Brett Frankenberger rbf+arin-ppml at panix.com
Sun May 29 09:01:17 EDT 2011


On Sun, May 29, 2011 at 11:01:45AM +0000, John Curran wrote:
>
> Owen - 
> 
> The language in ARIN-prop-153 is clear enough, but it is not when read with 
> the general concepts in 4.1.8 and their potential application to specified 
> transfers under your proposal, in particular:
> 
>   - Does the requesting organization have the option to specify the 
>     transfer of a smaller block than their need, as long as it is 
>     equal to or larger than the applicable minimum size specified 
>     elsewhere in ARIN policy?
> 
>   From your response, I believe your intent is "No".  
> 
> This point will be readily argued by those requesting transfers (by pointing
> to the text in 4.1.8) unless otherwise directly addressed in your proposal.
> It could be as simple as adding a statement to 153 that "An organization may 
> not receive a smaller block than their documented need."  
> 
> Note that we would still apply the remainder of the 4.1.8 regarding disallowing 
> repeated requests as a means of circumvention, i.e. an organization may only 
> receive one transfer every 3 months, but ARIN, at its sole discretion, may waive 
> this requirement if the requester can document a change in circumstances since 
> their last request that could not have been reasonably foreseen at the time of 
> the original request, and which now justifies additional space. 

The "once every three months" restriction would be useful in preventing
repeated transfers.  

I don't see that the "an organization may not receive a smaller block
than their documented need" is going to have much practical effect. 
ARIN has not had a practice of asking organizations to demonstrate that
their actual need is not actually greater than what they've attempted
to justify, and I doubt ARIN would start doing that.  So the effect of
the "may not receive a smaller block" clause is going to be that
organizations are going to find the largest block they can on the
transfer market, and then go to ARIN with justification for that size
(or smaller, if they can't justify the whole block), and then transfer
it.  Someone who can justify a /15 will have no trouble justifying a
/16, and ARIN isn't likely (at least not absent specific policy) to
attempt to determine that the organization could really justify a /15.

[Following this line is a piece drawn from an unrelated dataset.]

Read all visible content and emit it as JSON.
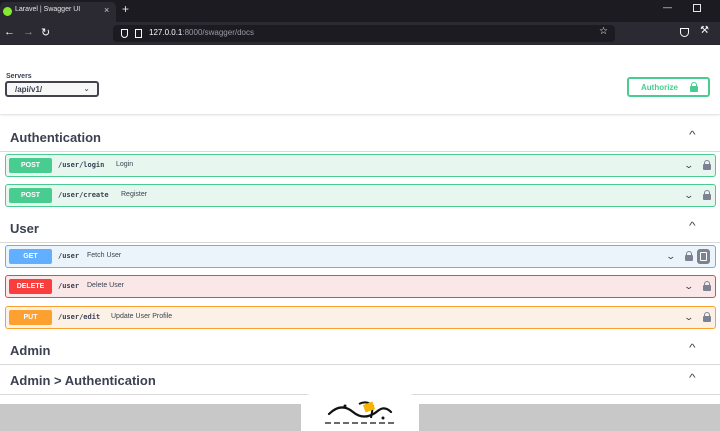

So all that really changes if thay provision is added is organizations
have to negotiate the transfer before going to ARIN with the
justification.  This obviously creates a risk that the justification
will not be accepted, or that the seller will find another buyer before
ARIN completes its review of the request (possible mitigated by the
buyer paying a portion of the sales price to get the seller to hold
it).  And the buyer would have to accept the risk of successfully
justifying a certain amount of space and then having the transfer fail
for some reason, at which point he'd be stuck with that size and not be
able to find a smaller block to transfer.

Overall, that would seem to inject a lot of risk into the process, for
very little gain in actual efficiency.